Les laboratoires sont inquiets et attirent l'attention des gouvernements sur cette question cruciale. Une étude, rendue publique par l'Efpia, révèle qu'un euro investi dans des médicaments innovants pourrait rapporter jusqu'à 5,67 euros à l'Europe, ce qui équivaut à un rendement impressionnant de 467%.
"Les données indiquent qu'entre 2014 et 2024, l'investissement de 11,67 milliards d'euros dans de nouveaux médicaments a généré plus de cinq fois ce montant pour l'économie, soit environ 66 milliards d'euros, dont plus de 9 milliards d'euros d'économies pour les hôpitaux", précise l'Efpia.
Cette étude, dirigée par l'institut WifOR et le professeur d'économie de l'Université de Columbia, Frank R. Lichtenberg, remet en question l'idée selon laquelle les soins de santé seraient uniquement un coût à maîtriser. L'Efpia soutient que les politiques doivent prendre en compte la valeur que cette innovation apporte à la santé publique et à l'économie en général.
L'Europe consacre seulement 1% de son PIB aux médicaments
Les auteurs de l'étude ont analysé l'impact des investissements dans les médicaments innovants sur la mortalité et les hospitalisations dans 29 pays européens entre 2014 et 2022, en se concentrant sur des domaines thérapeutiques clés comme le cancer, le diabète et les maladies respiratoires. Au cours de cette période, l'utilisation de nouveaux traitements a permis de sauver l'équivalent de 1,83 million d'années de vie avant 85 ans, réduisant ainsi de 20,9 millions le nombre de jours d'hospitalisation, ce qui correspond à la libération de plus de 57 000 lits d'hôpital pendant un an.

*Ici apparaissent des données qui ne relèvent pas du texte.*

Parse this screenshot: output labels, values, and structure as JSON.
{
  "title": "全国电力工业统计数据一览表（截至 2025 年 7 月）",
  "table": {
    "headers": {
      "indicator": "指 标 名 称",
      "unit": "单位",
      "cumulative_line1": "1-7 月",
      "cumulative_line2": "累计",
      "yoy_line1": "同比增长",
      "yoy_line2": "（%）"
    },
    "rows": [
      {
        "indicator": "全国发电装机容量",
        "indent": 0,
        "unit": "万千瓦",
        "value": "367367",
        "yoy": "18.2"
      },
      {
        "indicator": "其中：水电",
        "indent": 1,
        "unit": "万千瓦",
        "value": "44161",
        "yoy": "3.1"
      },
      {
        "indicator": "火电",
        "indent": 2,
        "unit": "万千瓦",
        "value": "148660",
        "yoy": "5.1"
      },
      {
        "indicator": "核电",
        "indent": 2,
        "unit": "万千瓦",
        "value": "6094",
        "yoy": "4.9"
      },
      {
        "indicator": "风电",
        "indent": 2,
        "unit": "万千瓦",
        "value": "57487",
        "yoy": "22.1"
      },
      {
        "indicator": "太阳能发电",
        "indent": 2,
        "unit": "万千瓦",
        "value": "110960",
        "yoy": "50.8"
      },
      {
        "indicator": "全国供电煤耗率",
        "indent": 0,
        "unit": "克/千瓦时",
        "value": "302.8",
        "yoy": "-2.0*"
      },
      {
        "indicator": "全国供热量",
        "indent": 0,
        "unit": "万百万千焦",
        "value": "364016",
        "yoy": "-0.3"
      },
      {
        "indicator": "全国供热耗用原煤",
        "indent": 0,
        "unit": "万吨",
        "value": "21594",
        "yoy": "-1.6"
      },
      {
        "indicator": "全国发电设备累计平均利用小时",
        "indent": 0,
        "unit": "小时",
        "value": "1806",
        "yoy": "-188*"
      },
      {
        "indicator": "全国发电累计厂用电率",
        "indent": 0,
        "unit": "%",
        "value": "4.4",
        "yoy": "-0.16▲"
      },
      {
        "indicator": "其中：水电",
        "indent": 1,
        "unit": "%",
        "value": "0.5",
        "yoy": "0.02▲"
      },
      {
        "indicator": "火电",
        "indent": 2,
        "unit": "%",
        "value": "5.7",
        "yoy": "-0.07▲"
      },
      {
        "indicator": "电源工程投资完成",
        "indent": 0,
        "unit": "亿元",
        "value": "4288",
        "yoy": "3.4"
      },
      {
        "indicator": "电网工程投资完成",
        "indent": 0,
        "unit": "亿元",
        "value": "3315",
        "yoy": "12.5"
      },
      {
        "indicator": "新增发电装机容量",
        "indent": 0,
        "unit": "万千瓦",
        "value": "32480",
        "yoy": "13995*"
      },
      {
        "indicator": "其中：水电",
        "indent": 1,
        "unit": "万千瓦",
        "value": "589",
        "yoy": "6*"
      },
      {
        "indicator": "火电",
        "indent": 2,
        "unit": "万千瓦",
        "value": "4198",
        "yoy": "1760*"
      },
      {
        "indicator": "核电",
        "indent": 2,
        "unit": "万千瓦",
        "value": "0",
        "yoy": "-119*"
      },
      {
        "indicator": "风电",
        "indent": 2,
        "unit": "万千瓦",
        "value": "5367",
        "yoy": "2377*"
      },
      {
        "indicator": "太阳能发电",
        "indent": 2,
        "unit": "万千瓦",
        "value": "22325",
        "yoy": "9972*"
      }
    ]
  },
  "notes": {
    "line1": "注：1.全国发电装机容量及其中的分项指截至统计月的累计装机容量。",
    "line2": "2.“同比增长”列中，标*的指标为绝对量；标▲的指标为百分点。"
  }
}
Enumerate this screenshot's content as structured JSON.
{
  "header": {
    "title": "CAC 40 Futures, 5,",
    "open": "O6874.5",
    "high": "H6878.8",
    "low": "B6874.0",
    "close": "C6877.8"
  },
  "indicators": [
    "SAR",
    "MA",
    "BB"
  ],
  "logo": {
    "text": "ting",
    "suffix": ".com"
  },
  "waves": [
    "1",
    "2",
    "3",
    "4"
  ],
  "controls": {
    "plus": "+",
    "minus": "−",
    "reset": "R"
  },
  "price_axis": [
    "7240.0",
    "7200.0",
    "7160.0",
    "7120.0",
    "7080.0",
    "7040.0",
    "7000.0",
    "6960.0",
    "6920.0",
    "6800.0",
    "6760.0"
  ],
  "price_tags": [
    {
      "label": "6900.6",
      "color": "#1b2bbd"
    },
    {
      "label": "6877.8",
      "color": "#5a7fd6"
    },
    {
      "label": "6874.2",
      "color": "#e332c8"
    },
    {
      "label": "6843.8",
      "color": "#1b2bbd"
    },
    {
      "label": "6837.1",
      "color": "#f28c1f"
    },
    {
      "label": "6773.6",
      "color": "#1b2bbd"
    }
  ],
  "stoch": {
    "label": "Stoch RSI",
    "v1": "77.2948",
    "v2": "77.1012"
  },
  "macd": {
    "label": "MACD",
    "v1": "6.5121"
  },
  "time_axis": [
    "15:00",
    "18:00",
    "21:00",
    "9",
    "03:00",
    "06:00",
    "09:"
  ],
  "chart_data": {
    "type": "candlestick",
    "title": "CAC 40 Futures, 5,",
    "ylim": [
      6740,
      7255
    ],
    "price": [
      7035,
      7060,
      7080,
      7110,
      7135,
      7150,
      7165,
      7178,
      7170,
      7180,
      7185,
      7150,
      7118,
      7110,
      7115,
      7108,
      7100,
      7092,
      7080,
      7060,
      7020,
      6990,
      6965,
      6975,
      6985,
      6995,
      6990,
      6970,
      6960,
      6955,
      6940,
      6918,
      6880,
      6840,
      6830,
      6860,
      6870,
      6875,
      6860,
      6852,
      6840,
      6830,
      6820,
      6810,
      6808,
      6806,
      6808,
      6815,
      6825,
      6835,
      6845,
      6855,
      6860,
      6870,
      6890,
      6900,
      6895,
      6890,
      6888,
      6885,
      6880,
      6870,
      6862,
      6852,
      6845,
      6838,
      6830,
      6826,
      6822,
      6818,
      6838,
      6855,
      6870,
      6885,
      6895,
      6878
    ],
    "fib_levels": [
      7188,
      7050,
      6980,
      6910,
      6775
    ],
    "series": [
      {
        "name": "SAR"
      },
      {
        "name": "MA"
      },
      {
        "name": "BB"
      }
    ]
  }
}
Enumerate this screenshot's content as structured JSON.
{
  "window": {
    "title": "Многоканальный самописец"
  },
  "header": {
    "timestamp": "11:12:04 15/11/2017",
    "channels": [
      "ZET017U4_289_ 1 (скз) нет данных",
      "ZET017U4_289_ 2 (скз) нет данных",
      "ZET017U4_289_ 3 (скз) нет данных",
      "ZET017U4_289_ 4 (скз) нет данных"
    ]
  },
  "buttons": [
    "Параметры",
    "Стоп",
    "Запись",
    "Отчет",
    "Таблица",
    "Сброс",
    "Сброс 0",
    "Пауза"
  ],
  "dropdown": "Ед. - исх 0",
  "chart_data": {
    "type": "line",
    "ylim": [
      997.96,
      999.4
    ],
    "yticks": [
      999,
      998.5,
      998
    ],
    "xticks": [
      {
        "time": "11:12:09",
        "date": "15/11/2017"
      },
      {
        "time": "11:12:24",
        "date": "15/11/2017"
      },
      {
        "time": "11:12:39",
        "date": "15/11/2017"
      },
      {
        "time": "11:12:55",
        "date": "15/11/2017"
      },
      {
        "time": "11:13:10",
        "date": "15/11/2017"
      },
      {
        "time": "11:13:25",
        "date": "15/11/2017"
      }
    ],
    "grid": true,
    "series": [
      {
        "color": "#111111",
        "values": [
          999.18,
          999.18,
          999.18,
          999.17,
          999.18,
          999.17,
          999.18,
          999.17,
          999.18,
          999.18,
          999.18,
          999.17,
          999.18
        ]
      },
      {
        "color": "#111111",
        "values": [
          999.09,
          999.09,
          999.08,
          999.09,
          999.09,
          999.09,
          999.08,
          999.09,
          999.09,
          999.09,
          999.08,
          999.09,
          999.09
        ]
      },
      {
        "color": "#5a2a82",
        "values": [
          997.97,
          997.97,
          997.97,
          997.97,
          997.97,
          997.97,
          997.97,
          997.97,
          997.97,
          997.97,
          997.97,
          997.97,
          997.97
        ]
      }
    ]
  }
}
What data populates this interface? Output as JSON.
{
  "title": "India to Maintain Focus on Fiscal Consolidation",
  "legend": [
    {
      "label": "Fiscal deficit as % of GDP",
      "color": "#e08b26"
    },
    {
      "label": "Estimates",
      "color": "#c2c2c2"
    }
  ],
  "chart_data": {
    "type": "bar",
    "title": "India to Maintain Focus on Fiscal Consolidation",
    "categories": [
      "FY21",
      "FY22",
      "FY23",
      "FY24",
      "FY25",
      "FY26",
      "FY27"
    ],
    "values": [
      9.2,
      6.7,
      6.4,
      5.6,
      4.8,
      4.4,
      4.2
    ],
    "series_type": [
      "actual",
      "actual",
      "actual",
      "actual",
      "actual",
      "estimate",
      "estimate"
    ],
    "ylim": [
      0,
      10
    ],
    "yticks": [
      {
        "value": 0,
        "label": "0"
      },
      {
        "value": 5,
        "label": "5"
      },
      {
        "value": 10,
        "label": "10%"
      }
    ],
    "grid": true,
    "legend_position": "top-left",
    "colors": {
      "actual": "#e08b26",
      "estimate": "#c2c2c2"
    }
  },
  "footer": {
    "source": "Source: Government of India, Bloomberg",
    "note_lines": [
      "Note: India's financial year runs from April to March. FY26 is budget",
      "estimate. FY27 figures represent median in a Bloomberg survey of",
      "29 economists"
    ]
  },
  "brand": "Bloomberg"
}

Les chercheurs estiment que l'économie réalisée dans le secteur hospitalier s'élève à 78 centimes par euro investi. Par ailleurs, chaque euro injecté dans les traitements contre le cancer a généré un rendement de 6,80 euros, tandis que ceux pour le diabète et les maladies métaboliques ont rapporté 4,70 euros, et ceux pour les maladies respiratoires 3,80 euros.
Il reste à déterminer si ces résultats convaincront les décideurs politiques de revoir leur approche. "L'Europe adopte des stratégies de gestion des coûts à court terme, cherchant à réduire les dépenses médicales au lieu d'adopter une vision d'investissement qui bénéficierait aux patients et aux systèmes de santé", s'inquiète l'Efpia. En comparaison, l'Europe consacre environ 1% de son PIB aux médicaments, contre 2% aux États-Unis et 1,8% en Chine.
Nouvelles baisses de prix en France?
En mars, le Leem, premier lobby des industries pharmaceutiques en France, a alerté sur une forme de pénurie silencieuse, une situation où l'accès aux médicaments novateurs est restreint, ou où les patients subissent des délais d'attente plus longs. Dans une interview sur BFM Business, Stéphane Bancel, PDG de Moderna, a également plaidé pour un soutien accru aux investissements en Europe. Par conséquent, l'industrie reste vigilante face aux baisses de prix répétées votées dans les lois de financement de la Sécurité sociale. Dans un contexte où le déficit de la Sécurité sociale est plus alarmant que prévu pour 2026, le gouvernement envisage plusieurs mesures d'économies, y compris des baisses de remboursement sur les médicaments.